While the company doesn’t know all the details of how it will meet this goal, it is working with packaging experts, organizations and coalitions, including the Environmental Packaging International, to identify solutions, Krajewski said.

“The end goal in all of this is to make a more circular economy with less ending up in the landfill. And as part of that, we are very focused on the technical aspects and making our packaging recyclable and reusable, but we also understand and appreciate … the need to improve recycling rates and build recycling infrastructure that does not already exist”​ to help further reduce the risk that recyclable and reusable products still end up in the landfill, she said.

More details on how the company will pursue this goal in the next seven years will be laid out in Kraft Heinz’s next CSR report, which Krajewski said will be published in mid-2019.
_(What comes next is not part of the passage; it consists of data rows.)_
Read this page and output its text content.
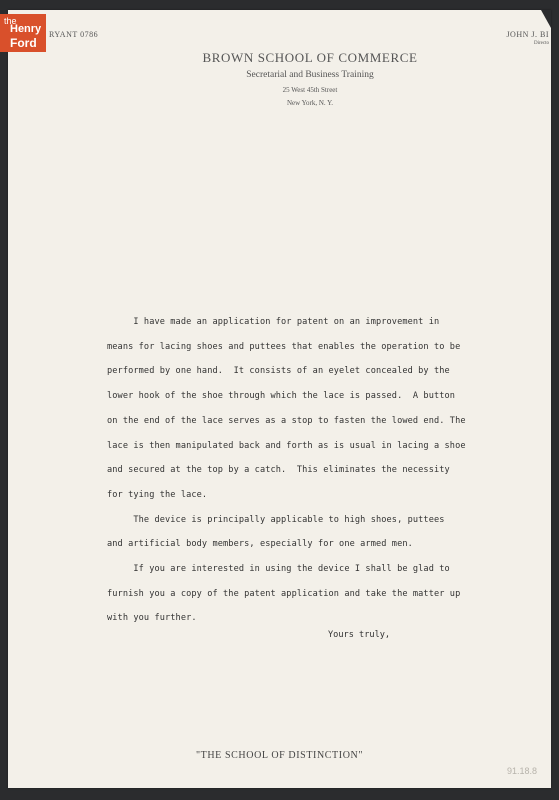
the
Henry
Ford
RYANT 0786	JOHN J. BI
Directo
BROWN SCHOOL OF COMMERCE
Secretarial and Business Training
25 West 45th Street
New York, N. Y.
I have made an application for patent on an improvement in
means for lacing shoes and puttees that enables the operation to be
performed by one hand.  It consists of an eyelet concealed by the
lower hook of the shoe through which the lace is passed.  A button
on the end of the lace serves as a stop to fasten the lowed end. The
lace is then manipulated back and forth as is usual in lacing a shoe
and secured at the top by a catch.  This eliminates the necessity
for tying the lace.
The device is principally applicable to high shoes, puttees
and artificial body members, especially for one armed men.
If you are interested in using the device I shall be glad to
furnish you a copy of the patent application and take the matter up
with you further.
Yours truly,
"THE SCHOOL OF DISTINCTION"
91.18.8
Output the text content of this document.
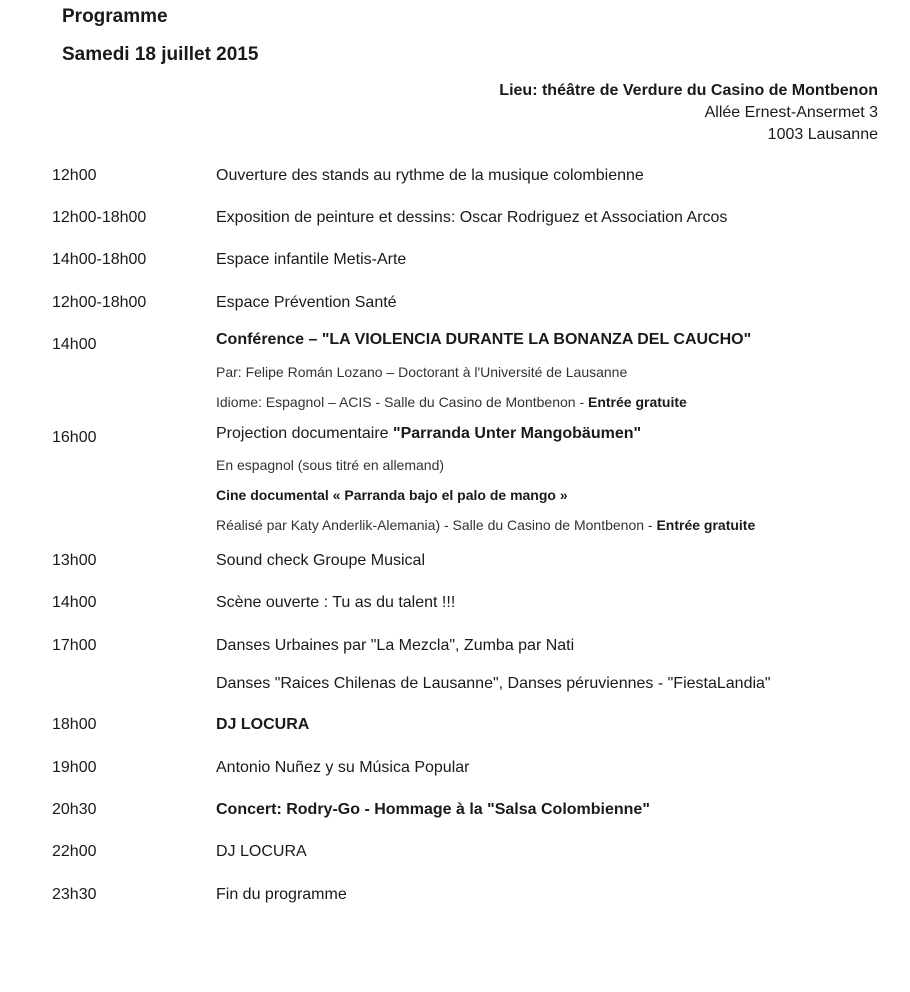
Programme
Samedi 18 juillet 2015
Lieu: théâtre de Verdure du Casino de Montbenon
Allée Ernest-Ansermet 3
1003 Lausanne
12h00	Ouverture des stands au rythme de la musique colombienne
12h00-18h00	Exposition de peinture et dessins: Oscar Rodriguez et Association Arcos
14h00-18h00	Espace infantile Metis-Arte
12h00-18h00	Espace Prévention Santé
14h00	Conférence – "LA VIOLENCIA DURANTE LA BONANZA DEL CAUCHO"
Par: Felipe Román Lozano – Doctorant à l'Université de Lausanne
Idiome: Espagnol – ACIS - Salle du Casino de Montbenon - Entrée gratuite
16h00	Projection documentaire "Parranda Unter Mangobäumen"
En espagnol (sous titré en allemand)
Cine documental « Parranda bajo el palo de mango »
Réalisé par Katy Anderlik-Alemania) - Salle du Casino de Montbenon - Entrée gratuite
13h00	Sound check Groupe Musical
14h00	Scène ouverte : Tu as du talent !!!
17h00	Danses Urbaines par "La Mezcla", Zumba par Nati
Danses "Raices Chilenas de Lausanne", Danses péruviennes - "FiestaLandia"
18h00	DJ LOCURA
19h00	Antonio Nuñez y su Música Popular
20h30	Concert: Rodry-Go - Hommage à la "Salsa Colombienne"
22h00	DJ LOCURA
23h30	Fin du programme
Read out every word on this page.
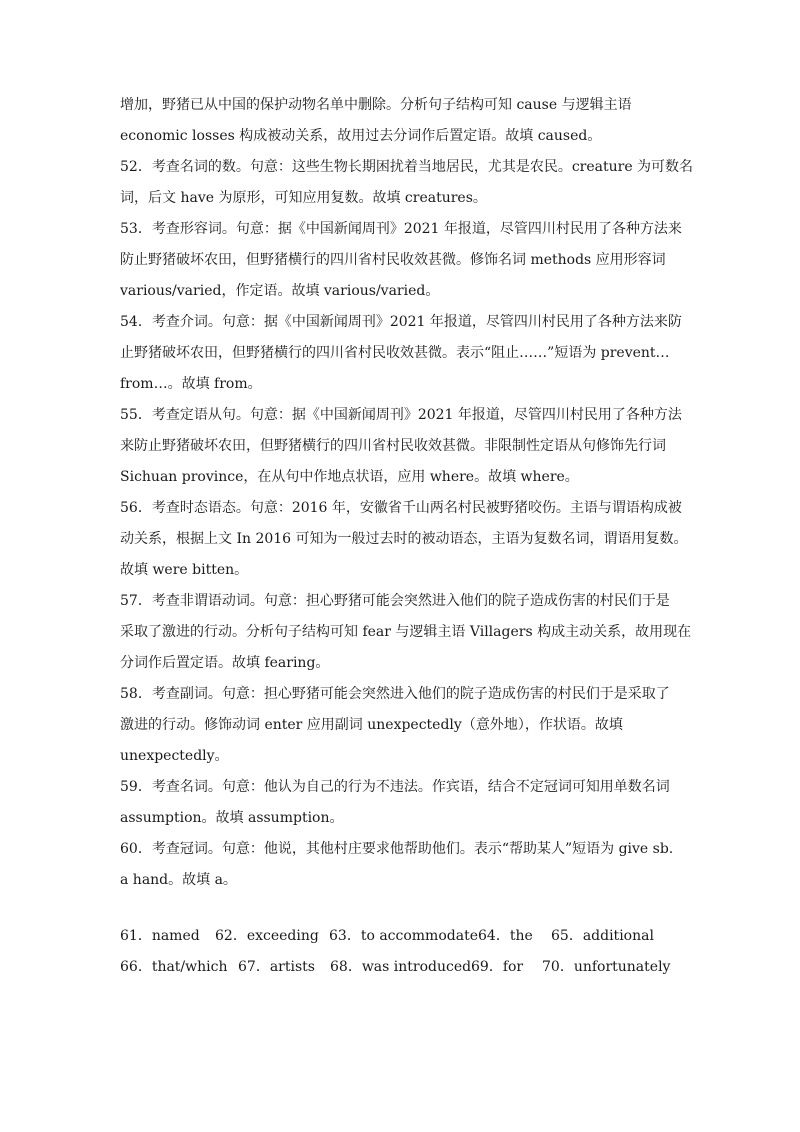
增加，野猪已从中国的保护动物名单中删除。分析句子结构可知 cause 与逻辑主语
economic losses 构成被动关系，故用过去分词作后置定语。故填 caused。
52．考查名词的数。句意：这些生物长期困扰着当地居民，尤其是农民。creature 为可数名
词，后文 have 为原形，可知应用复数。故填 creatures。
53．考查形容词。句意：据《中国新闻周刊》2021 年报道，尽管四川村民用了各种方法来
防止野猪破坏农田，但野猪横行的四川省村民收效甚微。修饰名词 methods 应用形容词
various/varied，作定语。故填 various/varied。
54．考查介词。句意：据《中国新闻周刊》2021 年报道，尽管四川村民用了各种方法来防
止野猪破坏农田，但野猪横行的四川省村民收效甚微。表示“阻止……”短语为 prevent…
from…。故填 from。
55．考查定语从句。句意：据《中国新闻周刊》2021 年报道，尽管四川村民用了各种方法
来防止野猪破坏农田，但野猪横行的四川省村民收效甚微。非限制性定语从句修饰先行词
Sichuan province，在从句中作地点状语，应用 where。故填 where。
56．考查时态语态。句意：2016 年，安徽省千山两名村民被野猪咬伤。主语与谓语构成被
动关系，根据上文 In 2016 可知为一般过去时的被动语态，主语为复数名词，谓语用复数。
故填 were bitten。
57．考查非谓语动词。句意：担心野猪可能会突然进入他们的院子造成伤害的村民们于是
采取了激进的行动。分析句子结构可知 fear 与逻辑主语 Villagers 构成主动关系，故用现在
分词作后置定语。故填 fearing。
58．考查副词。句意：担心野猪可能会突然进入他们的院子造成伤害的村民们于是采取了
激进的行动。修饰动词 enter 应用副词 unexpectedly（意外地），作状语。故填
unexpectedly。
59．考查名词。句意：他认为自己的行为不违法。作宾语，结合不定冠词可知用单数名词
assumption。故填 assumption。
60．考查冠词。句意：他说，其他村庄要求他帮助他们。表示“帮助某人”短语为 give sb.
a hand。故填 a。
61．named 62．exceeding 63．to accommodate 64．the 65．additional
66．that/which 67．artists 68．was introduced 69．for 70．unfortunately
“We don’t have all the answers yet, and we are still looking for technical solutions, but … we will disclose our baseline in terms of where we are today with recyclable and reusable packaging and we hope to have that validated by external party, and then we will go from there,”​ she said.

“Clearly, there is more to come on this issue,”​ said Krajewski, noting that Kraft Heinz’s CSR commitments are constantly evolving to meet the changing needs and demands of stakeholders.

Ultimately, though, she added: “we are just really excited to make these commitments and to be able to learn all about the best ways to achieve them and how to bring our stakeholders and business partners along with us on this journey.”